Signed-off-by: Artur Korzeniewski <artur.korzeniewski@travelping.com>

plugins/meta/vrf/vrf.go

@@ -104,6 +104,19 @@ func addInterface(vrf *netlink.Vrf, intf string) error {
 	if err != nil {
 		return fmt.Errorf("failed getting ipv6 addresses for %s", intf)
 	}
+
+	// Save all routes that are not local and connected, before setting master,
+	// because otherwise those routes will be deleted after interface is moved.

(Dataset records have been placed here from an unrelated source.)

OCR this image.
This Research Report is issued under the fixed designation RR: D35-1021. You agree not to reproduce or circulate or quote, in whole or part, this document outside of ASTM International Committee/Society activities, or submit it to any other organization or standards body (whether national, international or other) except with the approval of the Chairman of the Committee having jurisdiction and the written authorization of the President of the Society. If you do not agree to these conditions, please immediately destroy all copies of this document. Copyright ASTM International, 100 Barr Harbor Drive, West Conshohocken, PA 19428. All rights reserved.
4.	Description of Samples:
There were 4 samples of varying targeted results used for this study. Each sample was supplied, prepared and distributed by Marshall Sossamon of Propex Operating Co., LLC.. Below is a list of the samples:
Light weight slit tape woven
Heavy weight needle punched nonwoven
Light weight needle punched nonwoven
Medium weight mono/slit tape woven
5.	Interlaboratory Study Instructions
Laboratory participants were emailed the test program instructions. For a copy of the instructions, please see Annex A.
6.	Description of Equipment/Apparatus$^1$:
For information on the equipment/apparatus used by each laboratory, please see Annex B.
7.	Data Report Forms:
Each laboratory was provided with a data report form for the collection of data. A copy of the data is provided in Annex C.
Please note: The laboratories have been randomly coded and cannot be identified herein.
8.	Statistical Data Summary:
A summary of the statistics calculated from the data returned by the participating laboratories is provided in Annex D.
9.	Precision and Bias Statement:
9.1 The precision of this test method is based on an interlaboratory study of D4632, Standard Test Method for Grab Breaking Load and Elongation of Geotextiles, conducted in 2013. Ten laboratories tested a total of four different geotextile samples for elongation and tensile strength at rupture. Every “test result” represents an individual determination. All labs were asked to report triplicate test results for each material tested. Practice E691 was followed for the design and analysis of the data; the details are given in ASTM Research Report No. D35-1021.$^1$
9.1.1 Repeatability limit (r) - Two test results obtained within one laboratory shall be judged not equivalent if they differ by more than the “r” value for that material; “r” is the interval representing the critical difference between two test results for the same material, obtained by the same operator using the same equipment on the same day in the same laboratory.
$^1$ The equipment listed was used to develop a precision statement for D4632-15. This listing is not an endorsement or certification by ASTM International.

+	filter := &netlink.Route{
+		LinkIndex: i.Attrs().Index,
+		Scope:     netlink.SCOPE_UNIVERSE, // Exclude local and connected routes
+	}
+	filterMask := netlink.RT_FILTER_IIF | netlink.RT_FILTER_SCOPE // Filter based on link index and scope
+	routes, err := netlink.RouteListFiltered(netlink.FAMILY_ALL, filter, filterMask)
+	if err != nil {
+		return fmt.Errorf("failed getting all routes for %s", intf)
+	}
+
 	err = netlink.LinkSetMaster(i, vrf)
 	if err != nil {
 		return fmt.Errorf("could not set vrf %s as master of %s: %v", vrf.Name, intf, err)
@@ -130,6 +143,18 @@ CONTINUE:
 		}
 	}
 
+	// Apply all saved routes for the interface that was moved to the VRF
+	for _, route := range routes {
+		r := route
+		// Modify original table to vrf one,
+		r.Table = int(vrf.Table)
+		// equivalent of 'ip route replace <address> table <int>'.

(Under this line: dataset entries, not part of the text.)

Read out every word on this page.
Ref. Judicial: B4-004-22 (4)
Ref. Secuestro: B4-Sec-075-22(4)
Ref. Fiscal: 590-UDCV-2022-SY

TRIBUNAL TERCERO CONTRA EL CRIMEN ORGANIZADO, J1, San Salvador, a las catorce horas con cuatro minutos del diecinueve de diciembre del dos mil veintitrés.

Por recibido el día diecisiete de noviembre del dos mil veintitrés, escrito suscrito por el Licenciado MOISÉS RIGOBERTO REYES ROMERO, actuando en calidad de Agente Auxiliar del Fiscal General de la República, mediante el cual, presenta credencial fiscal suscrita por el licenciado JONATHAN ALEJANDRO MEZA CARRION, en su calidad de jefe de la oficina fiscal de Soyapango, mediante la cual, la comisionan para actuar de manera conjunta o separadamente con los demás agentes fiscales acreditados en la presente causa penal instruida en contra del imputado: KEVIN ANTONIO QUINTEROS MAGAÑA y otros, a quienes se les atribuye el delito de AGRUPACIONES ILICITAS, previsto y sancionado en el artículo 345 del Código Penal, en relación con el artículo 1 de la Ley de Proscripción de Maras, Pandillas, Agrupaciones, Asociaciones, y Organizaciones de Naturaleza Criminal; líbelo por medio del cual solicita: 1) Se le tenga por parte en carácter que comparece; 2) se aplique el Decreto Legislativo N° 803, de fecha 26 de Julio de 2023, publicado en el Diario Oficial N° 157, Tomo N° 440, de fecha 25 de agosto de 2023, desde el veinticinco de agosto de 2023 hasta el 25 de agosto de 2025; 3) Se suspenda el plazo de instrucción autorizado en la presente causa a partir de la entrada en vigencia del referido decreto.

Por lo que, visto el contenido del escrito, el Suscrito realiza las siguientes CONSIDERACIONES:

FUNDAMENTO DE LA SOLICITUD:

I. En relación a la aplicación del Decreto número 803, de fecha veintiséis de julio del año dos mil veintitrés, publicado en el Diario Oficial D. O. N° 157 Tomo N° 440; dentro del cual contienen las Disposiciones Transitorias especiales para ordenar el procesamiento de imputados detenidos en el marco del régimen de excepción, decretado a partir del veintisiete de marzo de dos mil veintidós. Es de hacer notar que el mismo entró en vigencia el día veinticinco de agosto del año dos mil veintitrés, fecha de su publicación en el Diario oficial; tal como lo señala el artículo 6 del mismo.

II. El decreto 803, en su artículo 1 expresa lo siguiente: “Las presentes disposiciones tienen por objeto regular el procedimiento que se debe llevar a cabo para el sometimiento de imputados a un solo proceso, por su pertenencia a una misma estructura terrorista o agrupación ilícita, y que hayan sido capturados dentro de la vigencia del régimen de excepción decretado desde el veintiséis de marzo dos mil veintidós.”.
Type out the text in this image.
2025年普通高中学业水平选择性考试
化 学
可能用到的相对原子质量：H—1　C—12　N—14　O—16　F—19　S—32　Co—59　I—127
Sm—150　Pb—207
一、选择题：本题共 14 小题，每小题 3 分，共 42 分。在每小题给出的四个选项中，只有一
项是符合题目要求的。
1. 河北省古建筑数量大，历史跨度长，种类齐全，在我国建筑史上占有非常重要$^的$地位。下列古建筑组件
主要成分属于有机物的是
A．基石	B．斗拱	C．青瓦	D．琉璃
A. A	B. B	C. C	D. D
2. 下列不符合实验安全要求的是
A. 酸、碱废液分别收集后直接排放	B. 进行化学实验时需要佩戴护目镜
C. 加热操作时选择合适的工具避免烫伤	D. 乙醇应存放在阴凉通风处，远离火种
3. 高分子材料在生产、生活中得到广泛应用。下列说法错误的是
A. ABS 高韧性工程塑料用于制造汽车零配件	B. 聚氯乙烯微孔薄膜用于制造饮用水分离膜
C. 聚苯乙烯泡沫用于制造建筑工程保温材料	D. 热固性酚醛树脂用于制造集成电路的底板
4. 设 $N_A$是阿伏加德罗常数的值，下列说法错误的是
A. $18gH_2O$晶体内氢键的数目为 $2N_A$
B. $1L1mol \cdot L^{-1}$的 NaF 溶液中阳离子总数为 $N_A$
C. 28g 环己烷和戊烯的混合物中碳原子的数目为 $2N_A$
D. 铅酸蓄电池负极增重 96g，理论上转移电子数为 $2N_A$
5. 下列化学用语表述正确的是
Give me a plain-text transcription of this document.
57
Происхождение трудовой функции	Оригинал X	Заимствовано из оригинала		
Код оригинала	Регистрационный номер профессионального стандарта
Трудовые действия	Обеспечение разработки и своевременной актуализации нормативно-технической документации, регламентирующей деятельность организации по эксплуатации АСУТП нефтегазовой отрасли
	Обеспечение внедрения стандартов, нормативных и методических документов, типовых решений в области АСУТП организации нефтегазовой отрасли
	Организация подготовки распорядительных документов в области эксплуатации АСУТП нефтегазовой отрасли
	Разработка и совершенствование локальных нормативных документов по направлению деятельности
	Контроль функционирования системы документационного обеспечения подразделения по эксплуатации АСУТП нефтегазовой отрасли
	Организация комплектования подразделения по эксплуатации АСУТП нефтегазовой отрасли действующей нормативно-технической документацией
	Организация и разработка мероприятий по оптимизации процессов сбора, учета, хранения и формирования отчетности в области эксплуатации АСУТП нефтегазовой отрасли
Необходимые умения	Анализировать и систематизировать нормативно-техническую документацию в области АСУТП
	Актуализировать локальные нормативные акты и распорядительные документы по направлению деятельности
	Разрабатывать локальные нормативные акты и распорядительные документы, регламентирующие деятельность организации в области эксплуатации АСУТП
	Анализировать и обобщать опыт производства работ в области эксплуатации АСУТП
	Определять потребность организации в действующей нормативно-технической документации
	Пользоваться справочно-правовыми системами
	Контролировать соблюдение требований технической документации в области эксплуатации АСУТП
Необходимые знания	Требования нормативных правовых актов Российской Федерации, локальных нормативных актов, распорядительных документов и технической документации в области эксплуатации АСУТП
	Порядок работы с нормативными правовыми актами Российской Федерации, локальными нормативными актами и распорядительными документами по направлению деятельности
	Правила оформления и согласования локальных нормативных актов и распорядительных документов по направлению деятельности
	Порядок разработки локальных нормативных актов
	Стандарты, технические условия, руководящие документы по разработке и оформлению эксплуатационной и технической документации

+		err = netlink.RouteReplace(&r)
+		if err != nil {
+			return fmt.Errorf("could not add route '%s': %v", r, err)
+		}
+	}
+
 	return nil
 }
 

plugins/meta/vrf/vrf_test.go

@@ -17,10 +17,13 @@ package main
 import (
 	"encoding/json"
 	"fmt"
+	"net"
+	"strings"
 
 	. "github.com/onsi/ginkgo/v2"
 	. "github.com/onsi/gomega"
 	"github.com/vishvananda/netlink"
+	"golang.org/x/sys/unix"
 
 	"github.com/containernetworking/cni/pkg/skel"
 	"github.com/containernetworking/cni/pkg/types"

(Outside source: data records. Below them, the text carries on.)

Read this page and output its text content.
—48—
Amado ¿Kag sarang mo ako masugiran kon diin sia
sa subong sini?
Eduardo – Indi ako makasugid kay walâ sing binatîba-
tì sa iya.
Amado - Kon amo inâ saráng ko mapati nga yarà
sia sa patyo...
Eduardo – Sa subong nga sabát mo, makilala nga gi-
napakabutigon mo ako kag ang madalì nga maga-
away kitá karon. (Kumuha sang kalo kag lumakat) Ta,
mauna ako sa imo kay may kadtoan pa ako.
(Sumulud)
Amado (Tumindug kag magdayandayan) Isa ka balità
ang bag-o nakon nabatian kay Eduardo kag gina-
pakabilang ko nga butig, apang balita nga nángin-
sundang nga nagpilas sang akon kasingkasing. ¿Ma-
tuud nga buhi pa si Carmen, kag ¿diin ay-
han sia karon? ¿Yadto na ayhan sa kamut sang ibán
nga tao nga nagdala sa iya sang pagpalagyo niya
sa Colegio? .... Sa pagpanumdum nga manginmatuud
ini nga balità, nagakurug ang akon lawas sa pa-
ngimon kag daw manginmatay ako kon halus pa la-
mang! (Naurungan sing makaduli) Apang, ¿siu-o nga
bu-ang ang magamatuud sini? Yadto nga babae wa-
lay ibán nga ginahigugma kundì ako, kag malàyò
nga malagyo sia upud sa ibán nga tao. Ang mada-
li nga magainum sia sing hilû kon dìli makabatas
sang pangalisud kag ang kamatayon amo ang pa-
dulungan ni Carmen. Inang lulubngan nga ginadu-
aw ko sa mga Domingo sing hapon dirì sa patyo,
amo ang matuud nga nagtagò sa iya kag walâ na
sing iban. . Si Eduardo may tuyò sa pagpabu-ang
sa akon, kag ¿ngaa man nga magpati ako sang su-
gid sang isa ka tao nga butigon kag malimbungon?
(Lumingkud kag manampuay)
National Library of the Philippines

@@ -107,7 +110,7 @@ var _ = Describe("vrf plugin", func() {
 				},
 			})
 			Expect(err).NotTo(HaveOccurred())
-			_, err = netlink.LinkByName(IF0Name)
+			_, err = netlink.LinkByName(IF1Name)
 			Expect(err).NotTo(HaveOccurred())
 			return nil
 		})
@@ -177,6 +180,102 @@ var _ = Describe("vrf plugin", func() {
 		Expect(err).NotTo(HaveOccurred())
 	})
 
+	It("adds the interface and custom routing to new VRF", func() {
+		conf := configWithRouteFor("test", IF0Name, VRF0Name, "10.0.0.2/24", "10.10.10.0/24")
+
+		By("Setting custom routing first", func() {
+			err := targetNS.Do(func(ns.NetNS) error {
+				defer GinkgoRecover()
+
+				ipv4, err := types.ParseCIDR("10.0.0.2/24")
+				Expect(err).NotTo(HaveOccurred())
+				Expect(ipv4).NotTo(BeNil())
+
+				_, routev4, err := net.ParseCIDR("10.10.10.0/24")
+				Expect(err).NotTo(HaveOccurred())
+
+				ipv6, err := types.ParseCIDR("abcd:1234:ffff::cdde/64")
+				Expect(err).NotTo(HaveOccurred())
+				Expect(ipv6).NotTo(BeNil())
+
+				_, routev6, err := net.ParseCIDR("1111:dddd::/80")
+				Expect(err).NotTo(HaveOccurred())
+				Expect(routev6).NotTo(BeNil())
+
+				link, err := netlink.LinkByName(IF0Name)
+				Expect(err).NotTo(HaveOccurred())
+
+				// Add IP addresses for network reachability
+				netlink.AddrAdd(link, &netlink.Addr{IPNet: ipv4})
+				netlink.AddrAdd(link, &netlink.Addr{IPNet: ipv6})
+
+				ipAddrs, err := netlink.AddrList(link, netlink.FAMILY_V4)
+				Expect(err).NotTo(HaveOccurred())
+				// Check if address was assigned properly
+				Expect(ipAddrs[0].IP.String()).To(Equal("10.0.0.2"))
+
+				// Set interface UP, otherwise local route to 10.0.0.0/24 is not present
+				err = netlink.LinkSetUp(link)
+				Expect(err).NotTo(HaveOccurred())
+
+				// Add additional route to 10.10.10.0/24 via 10.0.0.1 gateway
+				r := netlink.Route{
+					LinkIndex: link.Attrs().Index,
+					Src:       ipv4.IP,
+					Dst:       routev4,
+					Gw:        net.ParseIP("10.0.0.1"),
+				}
+				err = netlink.RouteAdd(&r)
+				Expect(err).NotTo(HaveOccurred())
+
+				r6 := netlink.Route{
+					LinkIndex: link.Attrs().Index,
+					Src:       ipv6.IP,
+					Dst:       routev6,
+					Gw:        net.ParseIP("abcd:1234:ffff::1"),
+				}
+				err = netlink.RouteAdd(&r6)
+				Expect(err).NotTo(HaveOccurred())
+
+				return nil
+			})
+			Expect(err).NotTo(HaveOccurred())
+		})
+
+		args := &skel.CmdArgs{
+			ContainerID: "dummy",
+			Netns:       targetNS.Path(),
+			IfName:      IF0Name,
+			StdinData:   conf,
+		}
+
+		err := originalNS.Do(func(ns.NetNS) error {
+			defer GinkgoRecover()
+			r, _, err := testutils.CmdAddWithArgs(args, func() error {
+				return cmdAdd(args)
+			})
+			Expect(err).NotTo(HaveOccurred())
+
+			result, err := current.GetResult(r)
+			Expect(err).NotTo(HaveOccurred())
+
+			Expect(result.Interfaces).To(HaveLen(1))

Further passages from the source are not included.